The timing is perfect. Ignatieff needed a few months to raise money and work out his strategy, and the summer is too slow a news cycle, but now that fall is here the Liberals are starting to move their pieces into place. No longer supporting the government, Ignatieff can now move into a more prominent position, taking control and proposing policies. The Liberals are essentially in campaign mode now. (At least that's the way it looks to me, and since I sometimes get quoted by Conservatives as if I'm a party insider, let me reiterate that I ain't.)
I predict that the longer the NDP props up the government, the stronger we'll get. The chances are very good that Ignatieff will form the next government.
If you missed the profile of Ignatieff in the September 7 issue of the New Yorker, you might want to go to a library and give it a read. It reveals a man who will be a very different leader from the lowest-common-denominator operator that we have now. Harper was a backroom boy, a crafty wheeler-dealer who follows a blunt and simplistic ideology. Ignatieff is a political commentator who has spent his life grappling with issues like how to balance the rights of the individual and the rights of the community, and he is ready to step up and redirect our nation in a way that hasn't happened since Trudeau.

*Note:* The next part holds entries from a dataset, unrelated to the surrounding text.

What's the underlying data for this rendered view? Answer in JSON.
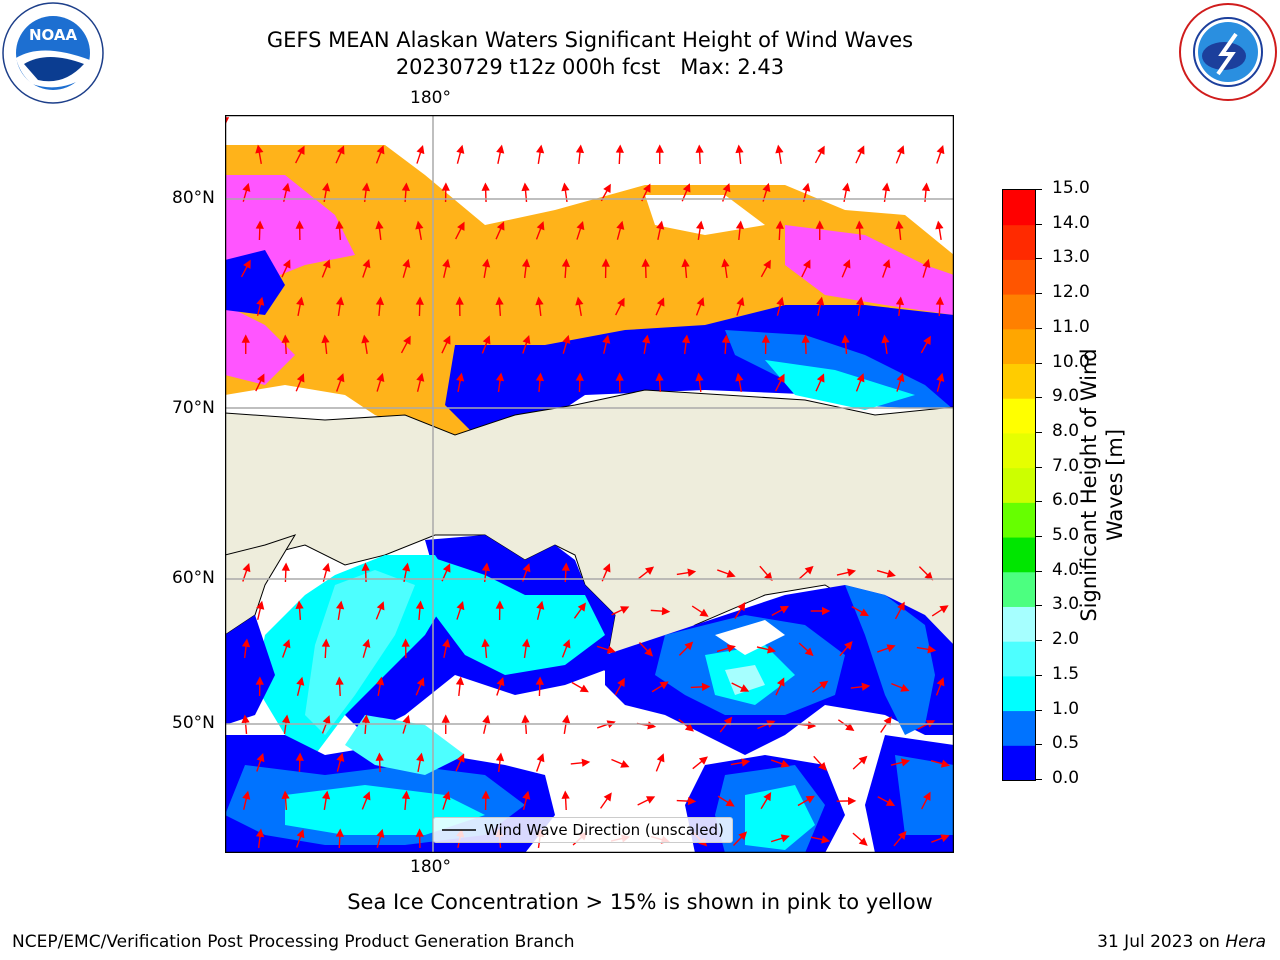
{
  "header": {
    "title_line1": "GEFS MEAN Alaskan Waters Significant Height of Wind Waves",
    "title_line2": "20230729 t12z 000h fcst   Max: 2.43"
  },
  "logos": {
    "left": "NOAA",
    "left_ring": "NATIONAL OCEANIC AND ATMOSPHERIC ADMINISTRATION · U.S. DEPARTMENT OF COMMERCE",
    "right_ring": "NATIONAL WEATHER SERVICE"
  },
  "map": {
    "lon_label_top": "180°",
    "lon_label_bottom": "180°",
    "lat_labels": [
      "80°N",
      "70°N",
      "60°N",
      "50°N"
    ],
    "legend_label": "Wind Wave Direction (unscaled)",
    "colors": {
      "land": "#eeeddc",
      "ocean_low": "#0000ff",
      "ocean_mid": "#00ffff",
      "ice_pink": "#ff55ff",
      "ice_yellow": "#ffb31a",
      "arrow": "#ff0000",
      "grid": "#aaaaaa"
    }
  },
  "colorbar": {
    "label_line1": "Significant Height of Wind",
    "label_line2": "Waves [m]",
    "ticks": [
      "0.0",
      "0.5",
      "1.0",
      "1.5",
      "2.0",
      "3.0",
      "4.0",
      "5.0",
      "6.0",
      "7.0",
      "8.0",
      "9.0",
      "10.0",
      "11.0",
      "12.0",
      "13.0",
      "14.0",
      "15.0"
    ],
    "colors": [
      "#0000ff",
      "#0073ff",
      "#00ffff",
      "#4dffff",
      "#a6ffff",
      "#4cff80",
      "#00e600",
      "#66ff00",
      "#ccff00",
      "#e6ff00",
      "#ffff00",
      "#ffcc00",
      "#ffa600",
      "#ff8000",
      "#ff5500",
      "#ff2a00",
      "#ff0000"
    ]
  },
  "caption": "Sea Ice Concentration > 15% is shown in pink to yellow",
  "footer": {
    "left": "NCEP/EMC/Verification Post Processing Product Generation Branch",
    "date": "31 Jul 2023 on",
    "machine": "Hera"
  }
}
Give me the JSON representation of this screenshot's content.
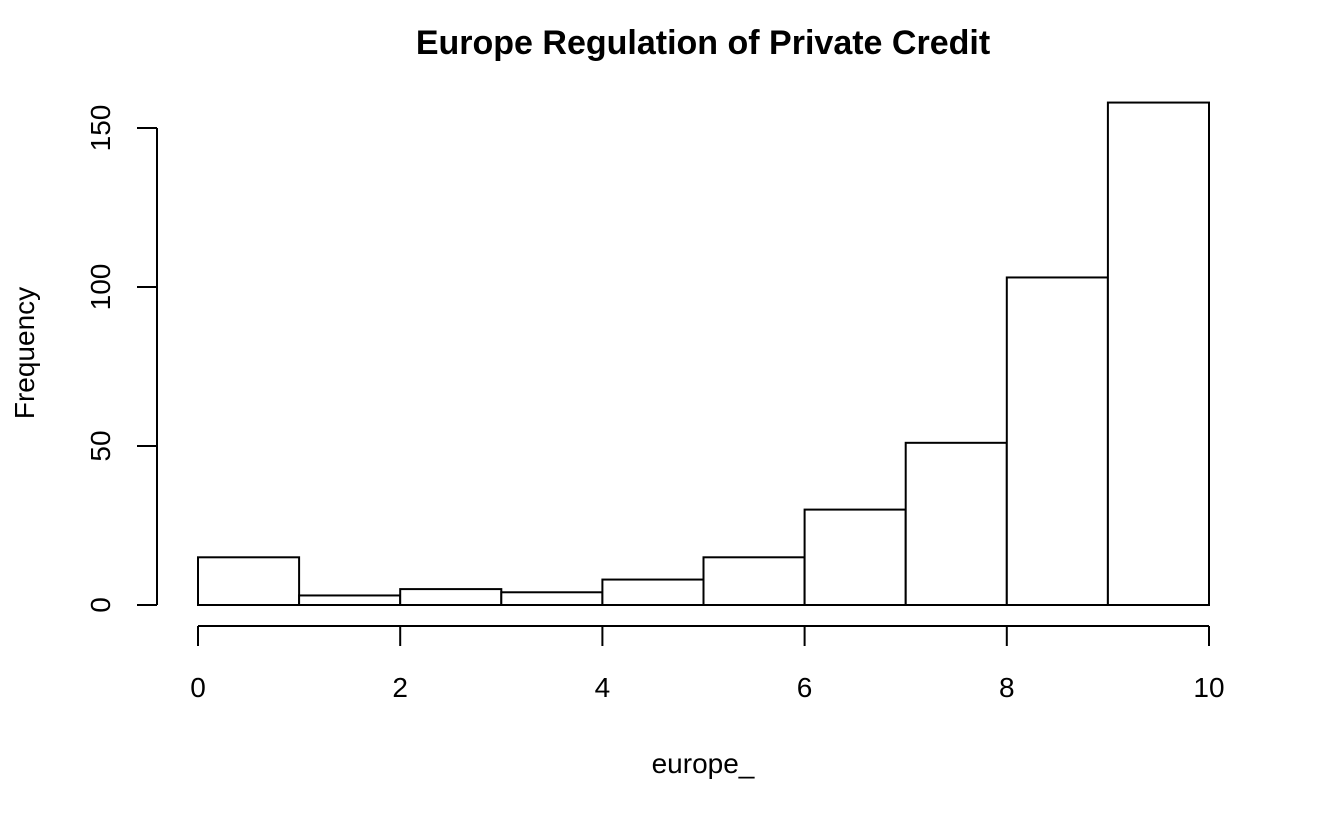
{
  "chart_data": {
    "type": "bar",
    "title": "Europe Regulation of Private Credit",
    "xlabel": "europe_",
    "ylabel": "Frequency",
    "bins": [
      {
        "x0": 0,
        "x1": 1,
        "count": 15
      },
      {
        "x0": 1,
        "x1": 2,
        "count": 3
      },
      {
        "x0": 2,
        "x1": 3,
        "count": 5
      },
      {
        "x0": 3,
        "x1": 4,
        "count": 4
      },
      {
        "x0": 4,
        "x1": 5,
        "count": 8
      },
      {
        "x0": 5,
        "x1": 6,
        "count": 15
      },
      {
        "x0": 6,
        "x1": 7,
        "count": 30
      },
      {
        "x0": 7,
        "x1": 8,
        "count": 51
      },
      {
        "x0": 8,
        "x1": 9,
        "count": 103
      },
      {
        "x0": 9,
        "x1": 10,
        "count": 158
      }
    ],
    "xlim": [
      0,
      10
    ],
    "ylim": [
      0,
      158
    ],
    "xticks": [
      0,
      2,
      4,
      6,
      8,
      10
    ],
    "yticks": [
      0,
      50,
      100,
      150
    ],
    "grid": false,
    "colors": {
      "bar_fill": "#ffffff",
      "bar_stroke": "#000000"
    }
  }
}
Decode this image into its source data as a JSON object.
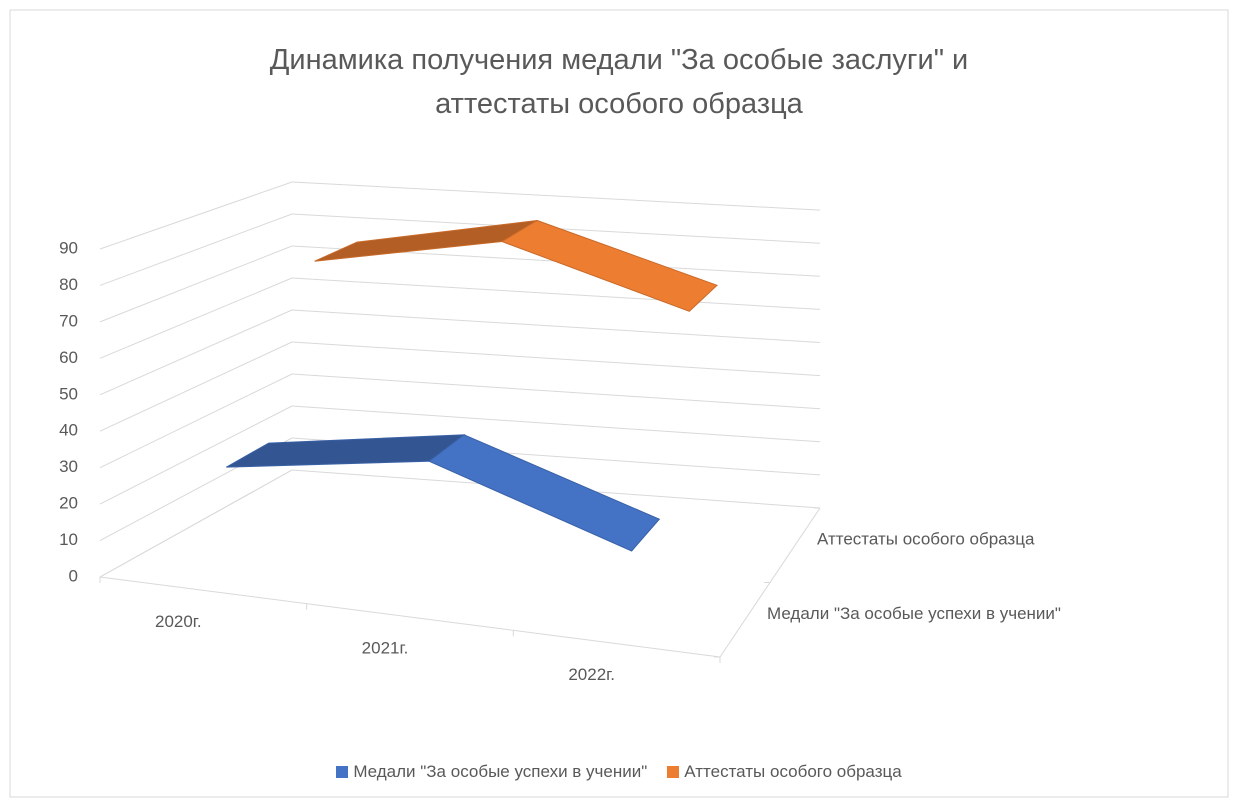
{
  "chart_data": {
    "type": "line3d",
    "title": "Динамика получения медали \"За особые заслуги\" и аттестаты особого образца",
    "categories": [
      "2020г.",
      "2021г.",
      "2022г."
    ],
    "series": [
      {
        "name": "Медали \"За особые успехи в учении\"",
        "color": "#4472c4",
        "values": [
          30,
          38,
          20
        ]
      },
      {
        "name": "Аттестаты особого образца",
        "color": "#ed7d31",
        "values": [
          76,
          86,
          70
        ]
      }
    ],
    "ylim": [
      0,
      90
    ],
    "yticks": [
      0,
      10,
      20,
      30,
      40,
      50,
      60,
      70,
      80,
      90
    ],
    "grid": true,
    "legend": "bottom"
  }
}
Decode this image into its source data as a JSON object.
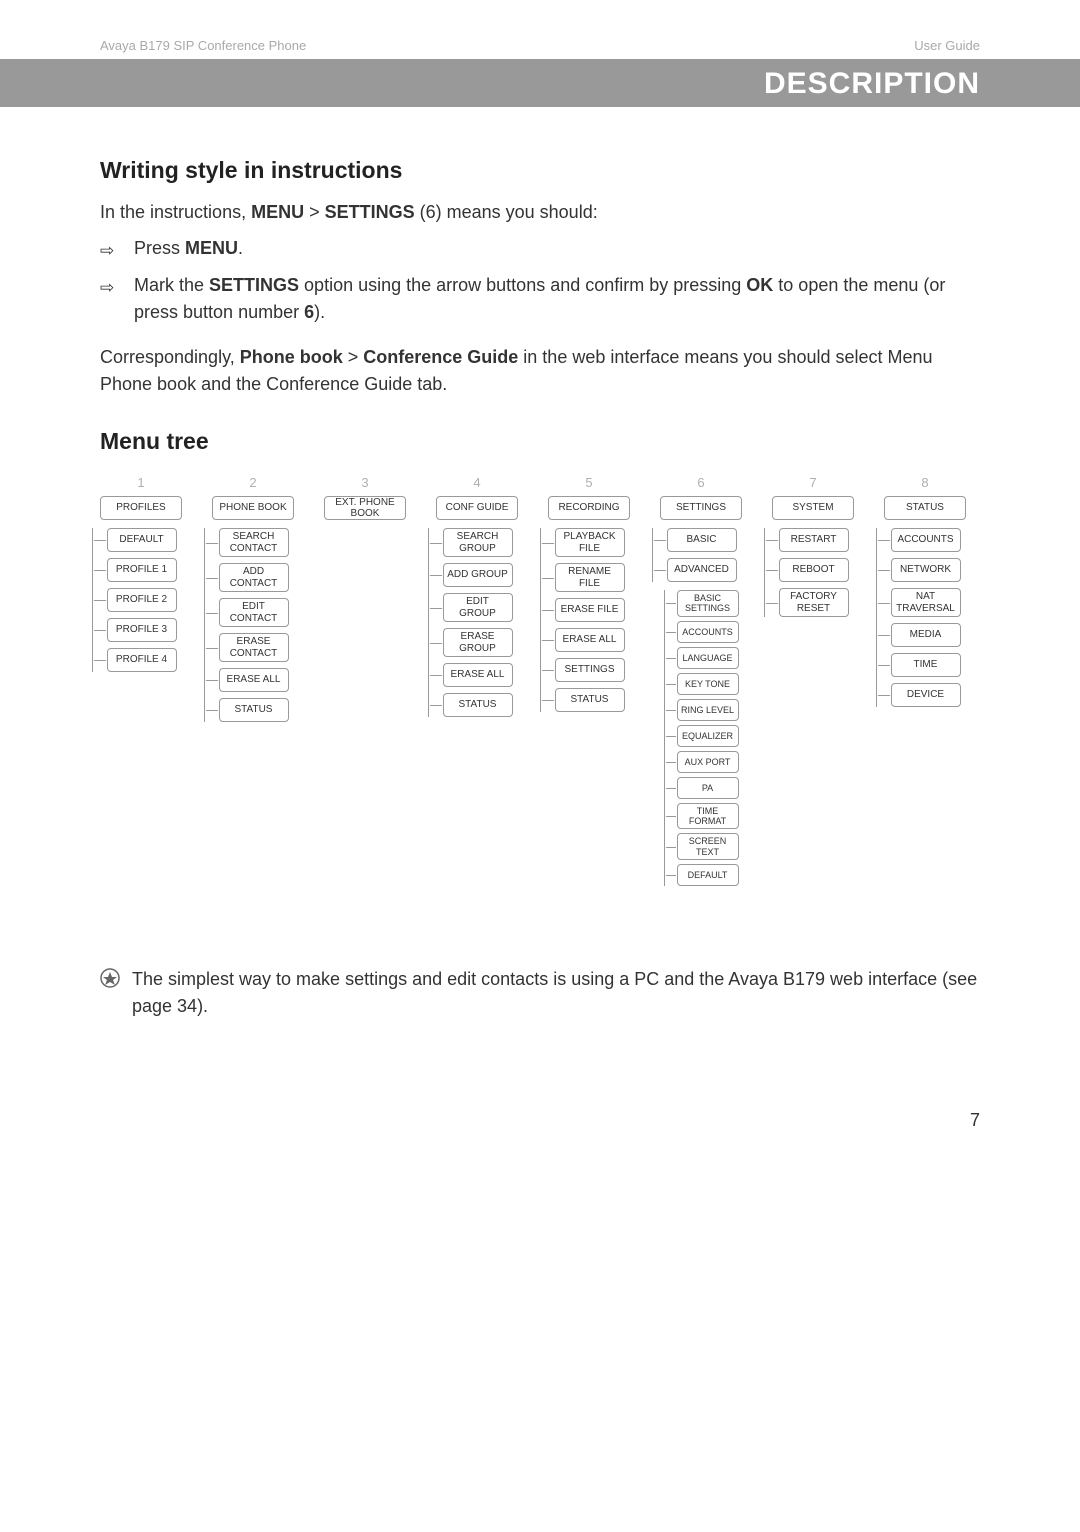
{
  "header": {
    "left": "Avaya B179 SIP Conference Phone",
    "right": "User Guide"
  },
  "banner": "DESCRIPTION",
  "section1": {
    "title": "Writing style in instructions",
    "intro_pre": "In the instructions, ",
    "intro_b1": "MENU",
    "intro_gt": " > ",
    "intro_b2": "SETTINGS",
    "intro_post": " (6) means you should:",
    "step1_pre": "Press ",
    "step1_b": "MENU",
    "step1_post": ".",
    "step2_pre": "Mark the ",
    "step2_b1": "SETTINGS",
    "step2_mid": " option using the arrow buttons and confirm by pressing ",
    "step2_b2": "OK",
    "step2_mid2": " to open the menu (or press button number ",
    "step2_b3": "6",
    "step2_post": ").",
    "corr_pre": "Correspondingly, ",
    "corr_b1": "Phone book",
    "corr_gt": " > ",
    "corr_b2": "Conference Guide",
    "corr_post": " in the web interface means you should select Menu Phone book and the Conference Guide tab."
  },
  "menutree_title": "Menu tree",
  "cols": [
    {
      "num": "1",
      "top": "PROFILES",
      "children": [
        "DEFAULT",
        "PROFILE 1",
        "PROFILE 2",
        "PROFILE 3",
        "PROFILE 4"
      ]
    },
    {
      "num": "2",
      "top": "PHONE BOOK",
      "children": [
        "SEARCH CONTACT",
        "ADD CONTACT",
        "EDIT CONTACT",
        "ERASE CONTACT",
        "ERASE ALL",
        "STATUS"
      ]
    },
    {
      "num": "3",
      "top": "EXT. PHONE BOOK",
      "children": []
    },
    {
      "num": "4",
      "top": "CONF GUIDE",
      "children": [
        "SEARCH GROUP",
        "ADD GROUP",
        "EDIT GROUP",
        "ERASE GROUP",
        "ERASE ALL",
        "STATUS"
      ]
    },
    {
      "num": "5",
      "top": "RECORDING",
      "children": [
        "PLAYBACK FILE",
        "RENAME FILE",
        "ERASE FILE",
        "ERASE ALL",
        "SETTINGS",
        "STATUS"
      ]
    },
    {
      "num": "6",
      "top": "SETTINGS",
      "children": [
        "BASIC",
        "ADVANCED"
      ],
      "sub": [
        "BASIC SETTINGS",
        "ACCOUNTS",
        "LANGUAGE",
        "KEY TONE",
        "RING LEVEL",
        "EQUALIZER",
        "AUX PORT",
        "PA",
        "TIME FORMAT",
        "SCREEN TEXT",
        "DEFAULT"
      ]
    },
    {
      "num": "7",
      "top": "SYSTEM",
      "children": [
        "RESTART",
        "REBOOT",
        "FACTORY RESET"
      ]
    },
    {
      "num": "8",
      "top": "STATUS",
      "children": [
        "ACCOUNTS",
        "NETWORK",
        "NAT TRAVERSAL",
        "MEDIA",
        "TIME",
        "DEVICE"
      ]
    }
  ],
  "tip": "The simplest way to make settings and edit contacts is using a PC and the Avaya B179 web interface (see page 34).",
  "pagenum": "7"
}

But Ignatieff will take us beyond Trudeau's liberal individualism (viz, the Charter of Rights) to a more sophisticated and evolved state of collective rights that will reconcile individual rights with our reality as a multicultural mosaic and state based on two cultures (or three, if John Ralston Saul has his way). Canada needs Igantieff's leadership to move us beyond the morass we've been in with Quebec, first nations, and pressures from new immigrants. The next election will be historic, and Canada hangs in the balance.